1. Launch an Internal Strategy
Focus on the most important aspects of your supply chain as they relate to your competitiveness. Use the outcomes to establish several key improvements you would like to achieve. But don’t get caught in the ‘best practice’ quicksand … stay disciplined and stick with those changes that will offer significant immediate value to your organization.
2. Attend Best Practice Conferences and Tradeshows
Depending on the size of your company, your technology landscape and your industry, attending conferences and tradeshows can be extremely helpful towards understanding how other companies are executing best practices in their supply chain organizations. Some of the greatest value we get from conference attendance is learning from others and sharing our insights and guidance. Hearing different perspectives is invaluable to developing the best path forward.
3. Create an Internal Center of Excellence (COE)
A COE is typically a team, shared facility or entity that provides leadership, best practices, research, support and training for a specific focus area. For your company, it may simply refer to an informal group of people or department. Whatever works best, creating a COE provides a central repository of the institutional knowledge you are gathering or creating. It creates a resource in the company to define processes, establishing precedent and serve to oversee new process improvement initiatives.
5. Evaluate Best-of-Breed Supply Chain Planning Software Applications
From mobile apps to desktop software to cloud platforms, there are more supply chain software solutions than ever before. But that doesn’t mean they all work well (if at all) and more importantly, doesn’t mean they will work for your specific needs. Constrain your evaluations to those industry-leading platforms as they will be most reliable. Prior to making a selection, complete a validation review or issue an RFI to define the requirements.
5. Hire Unbiased Advisors to Facilitate Action
Conducting internal assessments and reviews can often fall victim to the “too many cooks in the kitchen” phenomenon—everyone has an opinion, and your strategic changes can sometimes become watered down (or very cumbersome). Make the time and investment necessary to coordinate with an outside firm to help you assess, roadmap and implement any new best-practice processes. In the end, ideas on paper have no value if they cannot be effectively implemented and adopted in real life.

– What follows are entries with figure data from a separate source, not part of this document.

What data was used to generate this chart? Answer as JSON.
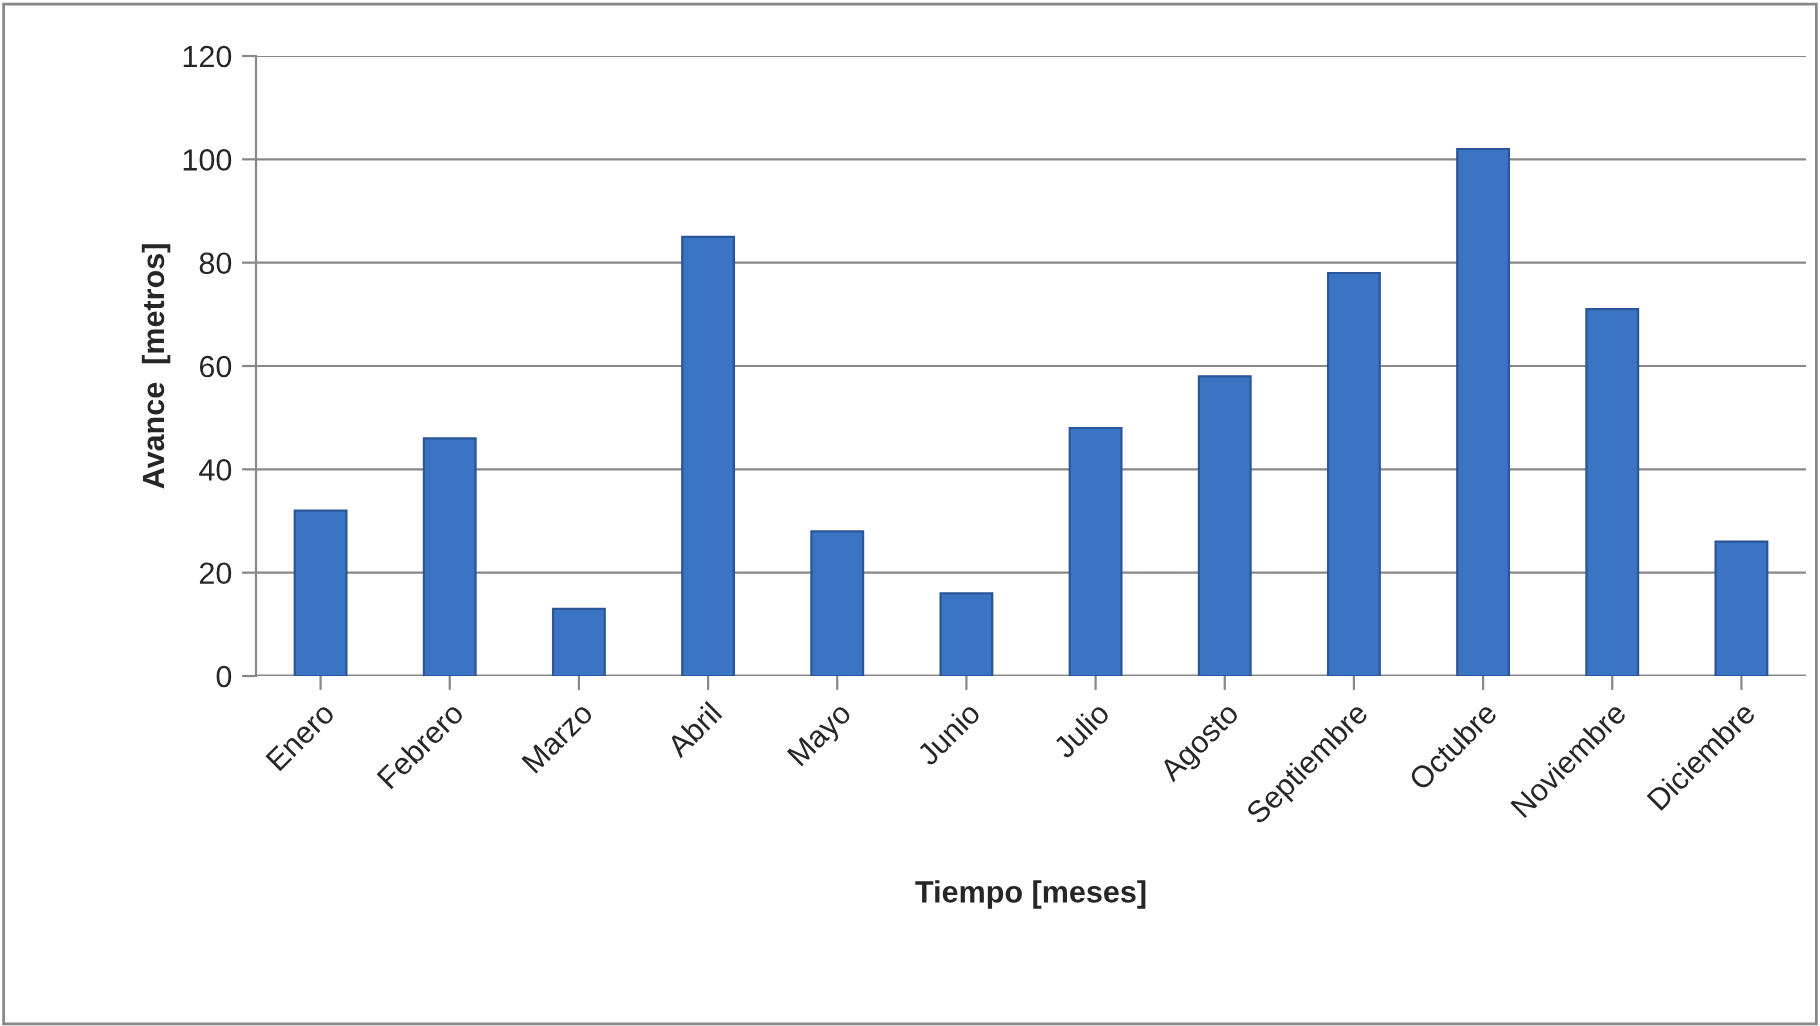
{
  "chart_data": {
    "type": "bar",
    "xlabel": "Tiempo [meses]",
    "ylabel": "Avance  [metros]",
    "categories": [
      "Enero",
      "Febrero",
      "Marzo",
      "Abril",
      "Mayo",
      "Junio",
      "Julio",
      "Agosto",
      "Septiembre",
      "Octubre",
      "Noviembre",
      "Diciembre"
    ],
    "values": [
      32,
      46,
      13,
      85,
      28,
      16,
      48,
      58,
      78,
      102,
      71,
      26
    ],
    "color": "#3c74c4",
    "ylim": [
      0,
      120
    ],
    "yticks": [
      0,
      20,
      40,
      60,
      80,
      100,
      120
    ],
    "grid": "y",
    "legend": false
  }
}
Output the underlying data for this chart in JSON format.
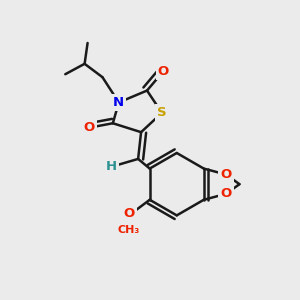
{
  "bg_color": "#ebebeb",
  "bond_color": "#1a1a1a",
  "bond_width": 1.8,
  "colors": {
    "S": "#c8a000",
    "N": "#0000ee",
    "O": "#ee2200",
    "C": "#1a1a1a",
    "H": "#2a9090",
    "bond": "#1a1a1a"
  }
}
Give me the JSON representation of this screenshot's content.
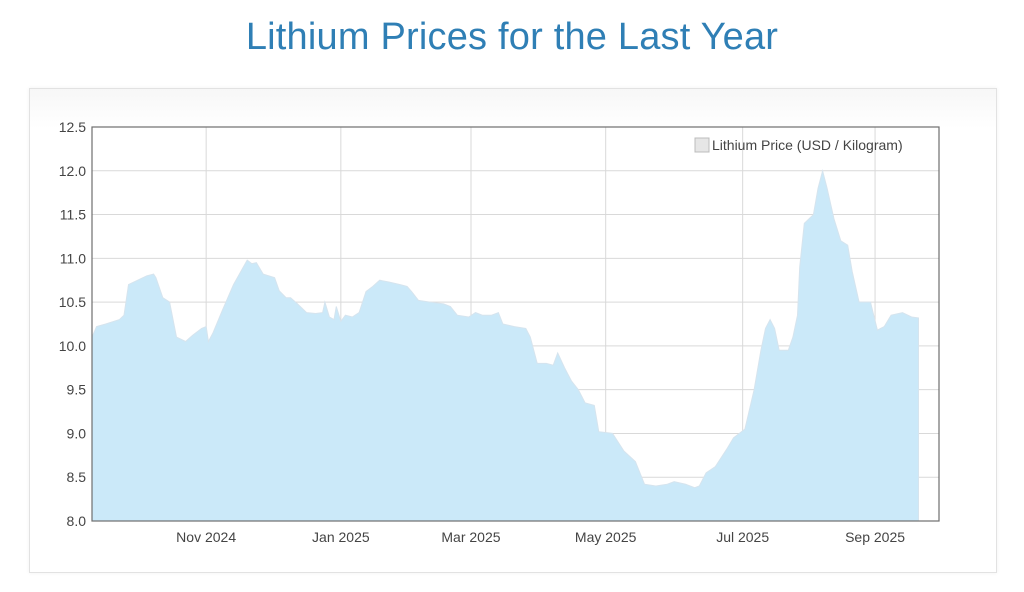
{
  "page": {
    "title": "Lithium Prices for the Last Year"
  },
  "colors": {
    "title": "#2f7fb5",
    "area_fill": "#cbe9f9",
    "area_stroke": "#d6e4ee",
    "grid": "#d9d9d9",
    "frame": "#6e6e6e"
  },
  "chart_data": {
    "type": "area",
    "title": "Lithium Prices for the Last Year",
    "xlabel": "",
    "ylabel": "",
    "x_unit": "days since 2024-10-01",
    "xlim": [
      0,
      371
    ],
    "ylim": [
      8.0,
      12.5
    ],
    "grid": true,
    "legend_position": "top-right",
    "y_ticks": [
      "12.5",
      "12.0",
      "11.5",
      "11.0",
      "10.5",
      "10.0",
      "9.5",
      "9.0",
      "8.5",
      "8.0"
    ],
    "y_tick_values": [
      12.5,
      12.0,
      11.5,
      11.0,
      10.5,
      10.0,
      9.5,
      9.0,
      8.5,
      8.0
    ],
    "x_ticks": [
      {
        "label": "Nov 2024",
        "x": 50
      },
      {
        "label": "Jan 2025",
        "x": 109
      },
      {
        "label": "Mar 2025",
        "x": 166
      },
      {
        "label": "May 2025",
        "x": 225
      },
      {
        "label": "Jul 2025",
        "x": 285
      },
      {
        "label": "Sep 2025",
        "x": 343
      }
    ],
    "series": [
      {
        "name": "Lithium Price (USD / Kilogram)",
        "points": [
          [
            0,
            10.1
          ],
          [
            2,
            10.22
          ],
          [
            6,
            10.25
          ],
          [
            12,
            10.3
          ],
          [
            14,
            10.35
          ],
          [
            16,
            10.7
          ],
          [
            20,
            10.75
          ],
          [
            24,
            10.8
          ],
          [
            27,
            10.82
          ],
          [
            28,
            10.78
          ],
          [
            31,
            10.55
          ],
          [
            34,
            10.5
          ],
          [
            37,
            10.1
          ],
          [
            41,
            10.05
          ],
          [
            44,
            10.12
          ],
          [
            48,
            10.2
          ],
          [
            50,
            10.22
          ],
          [
            51,
            10.05
          ],
          [
            53,
            10.15
          ],
          [
            57,
            10.4
          ],
          [
            62,
            10.7
          ],
          [
            68,
            10.98
          ],
          [
            70,
            10.94
          ],
          [
            72,
            10.95
          ],
          [
            75,
            10.82
          ],
          [
            80,
            10.78
          ],
          [
            82,
            10.63
          ],
          [
            85,
            10.55
          ],
          [
            87,
            10.55
          ],
          [
            90,
            10.48
          ],
          [
            94,
            10.38
          ],
          [
            98,
            10.37
          ],
          [
            101,
            10.38
          ],
          [
            102,
            10.5
          ],
          [
            104,
            10.33
          ],
          [
            106,
            10.3
          ],
          [
            107,
            10.45
          ],
          [
            109,
            10.28
          ],
          [
            111,
            10.35
          ],
          [
            114,
            10.33
          ],
          [
            117,
            10.38
          ],
          [
            120,
            10.62
          ],
          [
            123,
            10.68
          ],
          [
            126,
            10.75
          ],
          [
            130,
            10.73
          ],
          [
            135,
            10.7
          ],
          [
            138,
            10.68
          ],
          [
            140,
            10.62
          ],
          [
            143,
            10.52
          ],
          [
            148,
            10.5
          ],
          [
            154,
            10.48
          ],
          [
            157,
            10.45
          ],
          [
            160,
            10.35
          ],
          [
            165,
            10.33
          ],
          [
            168,
            10.38
          ],
          [
            171,
            10.35
          ],
          [
            175,
            10.35
          ],
          [
            178,
            10.38
          ],
          [
            180,
            10.25
          ],
          [
            185,
            10.22
          ],
          [
            190,
            10.2
          ],
          [
            192,
            10.1
          ],
          [
            195,
            9.8
          ],
          [
            199,
            9.8
          ],
          [
            202,
            9.78
          ],
          [
            204,
            9.92
          ],
          [
            207,
            9.75
          ],
          [
            210,
            9.6
          ],
          [
            213,
            9.5
          ],
          [
            216,
            9.35
          ],
          [
            220,
            9.32
          ],
          [
            222,
            9.02
          ],
          [
            228,
            9.0
          ],
          [
            233,
            8.8
          ],
          [
            235,
            8.75
          ],
          [
            238,
            8.68
          ],
          [
            242,
            8.42
          ],
          [
            247,
            8.4
          ],
          [
            252,
            8.42
          ],
          [
            255,
            8.45
          ],
          [
            260,
            8.42
          ],
          [
            264,
            8.38
          ],
          [
            266,
            8.4
          ],
          [
            269,
            8.55
          ],
          [
            273,
            8.62
          ],
          [
            278,
            8.82
          ],
          [
            281,
            8.95
          ],
          [
            286,
            9.05
          ],
          [
            290,
            9.5
          ],
          [
            293,
            9.95
          ],
          [
            295,
            10.2
          ],
          [
            297,
            10.3
          ],
          [
            299,
            10.2
          ],
          [
            301,
            9.95
          ],
          [
            305,
            9.95
          ],
          [
            307,
            10.1
          ],
          [
            309,
            10.35
          ],
          [
            310,
            10.9
          ],
          [
            312,
            11.4
          ],
          [
            316,
            11.5
          ],
          [
            318,
            11.8
          ],
          [
            320,
            12.0
          ],
          [
            322,
            11.8
          ],
          [
            325,
            11.45
          ],
          [
            328,
            11.2
          ],
          [
            331,
            11.15
          ],
          [
            333,
            10.85
          ],
          [
            336,
            10.5
          ],
          [
            341,
            10.5
          ],
          [
            344,
            10.18
          ],
          [
            347,
            10.22
          ],
          [
            350,
            10.35
          ],
          [
            355,
            10.38
          ],
          [
            359,
            10.33
          ],
          [
            362,
            10.32
          ]
        ]
      }
    ]
  }
}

Continuous improvement does not happen in a silo. When others succeed, we should consider understanding their approach or adapting their ideas. Good ideas tend to be shared and imitated (the sincerest form of flattery) or are generated through collaborative efforts. Make the commitment today to pay attention to your tomorrow. In 2020, set a goal of defining new supply chain best practices that work for you, and then establish a means to measure your success. Gathering the necessary intelligence is a first priority along that path.